One retiree came to the Belpre session and confessed before the start that she knew nothing about the crisis and came because she was curious. As she moved from table to table, she offered several “Oh-my” responses. “This is really complicated, and solutions won’t be easy,” she said at the end.
She moved from a thought at the beginning — “Maybe if people would just go to church” — to a laundry list of actions.
The MOV meetings illustrated the vast disconnect between people in the heartland and their state governments in Charleston and Columbus and policy makers in Washington.
The same week we met in the Ohio Valley, the White House announced an initiative to obtain pledges from employers to hire people.
The reality, said one of the men at the Lafayette hotel, is that there are “Help wanted” signs all along the road from the northeast corner of Ohio to the Ohio River. But those jobs are unfilled, said the people in the meetings, because people in recovery often accumulated a record of felony arrests so they could buy drugs. Even though they’re clean, they can’t get hired.
So, while politicians win pledges for jobs and job training, there is little benefit to the thousands of people in recovery who can’t get hired and pull families back together because of a criminal record.
What else did we learn about disconnect? One person in recovery said addicts reach a point of despair that creates a rare moment for intervention. There needs to be a public hotline that gets them whisked to services.
People in the recovery business quickly said, “There IS a number,” and offered it up.
Right, said the man in recovery. “Did you ever try to call it?”
Here’s what he said happens: The desperate caller receives a list of phone numbers and instructions. Think about that. A person who has hit rock bottom, perhaps at 2 a.m., staring at life-threatening withdrawal in the next several hours, must make phone calls hoping someone will answer and have an opening for an appointment. And then, transportation?
For politicians and people in the recovery business, the hotline works. But what about the those struggling with addiction?
A doctor in one meeting said drug intervention in the schools is a necessity. He said the average age of first exposure in the Marietta area is about 13 or 14. There is evidence that delaying experimentation just two years significantly reduces the chances of experimenting with drugs at all, he said.
But a high school student said there is something wrong with the mandatory drug programs that already exist. Students go to an assembly to hear a speaker and instead tune to their cell phones. The education, the student said, must be calculated.
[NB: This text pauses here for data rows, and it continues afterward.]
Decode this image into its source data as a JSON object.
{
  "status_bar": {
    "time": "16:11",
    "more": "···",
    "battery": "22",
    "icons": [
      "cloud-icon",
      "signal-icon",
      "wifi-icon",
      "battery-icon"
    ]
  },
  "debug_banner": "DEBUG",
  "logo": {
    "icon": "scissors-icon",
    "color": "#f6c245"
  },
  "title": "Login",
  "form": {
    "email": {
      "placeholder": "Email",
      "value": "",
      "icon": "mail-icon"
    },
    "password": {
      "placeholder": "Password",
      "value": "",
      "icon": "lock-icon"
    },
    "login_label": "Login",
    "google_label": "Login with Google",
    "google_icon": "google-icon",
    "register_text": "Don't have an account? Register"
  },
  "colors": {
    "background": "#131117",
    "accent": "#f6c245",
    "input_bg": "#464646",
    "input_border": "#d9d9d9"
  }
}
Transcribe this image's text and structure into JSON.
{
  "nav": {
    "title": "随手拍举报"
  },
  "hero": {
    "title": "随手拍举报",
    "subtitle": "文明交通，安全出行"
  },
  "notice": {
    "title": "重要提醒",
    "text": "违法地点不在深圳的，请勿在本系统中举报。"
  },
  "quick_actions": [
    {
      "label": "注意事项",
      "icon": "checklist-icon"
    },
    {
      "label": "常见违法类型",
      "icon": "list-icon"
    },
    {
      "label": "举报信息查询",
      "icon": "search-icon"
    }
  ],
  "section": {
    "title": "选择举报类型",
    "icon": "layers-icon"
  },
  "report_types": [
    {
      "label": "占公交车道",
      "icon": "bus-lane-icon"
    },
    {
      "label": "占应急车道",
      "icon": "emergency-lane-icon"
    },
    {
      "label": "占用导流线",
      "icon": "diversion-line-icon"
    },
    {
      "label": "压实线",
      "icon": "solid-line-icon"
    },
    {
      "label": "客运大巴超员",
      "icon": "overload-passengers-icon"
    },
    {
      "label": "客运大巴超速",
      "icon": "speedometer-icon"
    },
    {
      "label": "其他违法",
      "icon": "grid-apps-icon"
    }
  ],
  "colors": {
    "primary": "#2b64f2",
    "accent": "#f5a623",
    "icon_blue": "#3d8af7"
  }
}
In other communities, we heard citizens say that education must start as early as kindergarten, and it must be education on coping skills to help children make good decisions in bad situations — not drug education.
As I dragged my suitcase past the display cases of weapons, paddle boats and ballcaps at the Lafayette, the coffee bunch was there for the thrice-weekly meeting. They were reflecting on the failures of government. Outside, another paddle wheel had come to shore, tourists were climbing the hill to tour historic Marietta and locals in lawn chairs were sitting under trees to watch the excitement. One local hinted that it was an escape from current politics.
Interesting place, this MOV. They’ve seen jobs disappear, incomes plunge and watched loved ones die. And they are convinced they’ve been exploited. The question arises: What if a feeling of exploitation becomes pervasive across the country? Maybe it has, only people elsewhere aren’t as quick to reckon with it?
What’s refreshing in the MOV is that after the last meeting, people spilled into the parking lot and lingered awhile. There were hugs, and on a note card, one person wrote: “I learned how much our community cares about each other and the future of our community. WE all can and are willing to fix this.”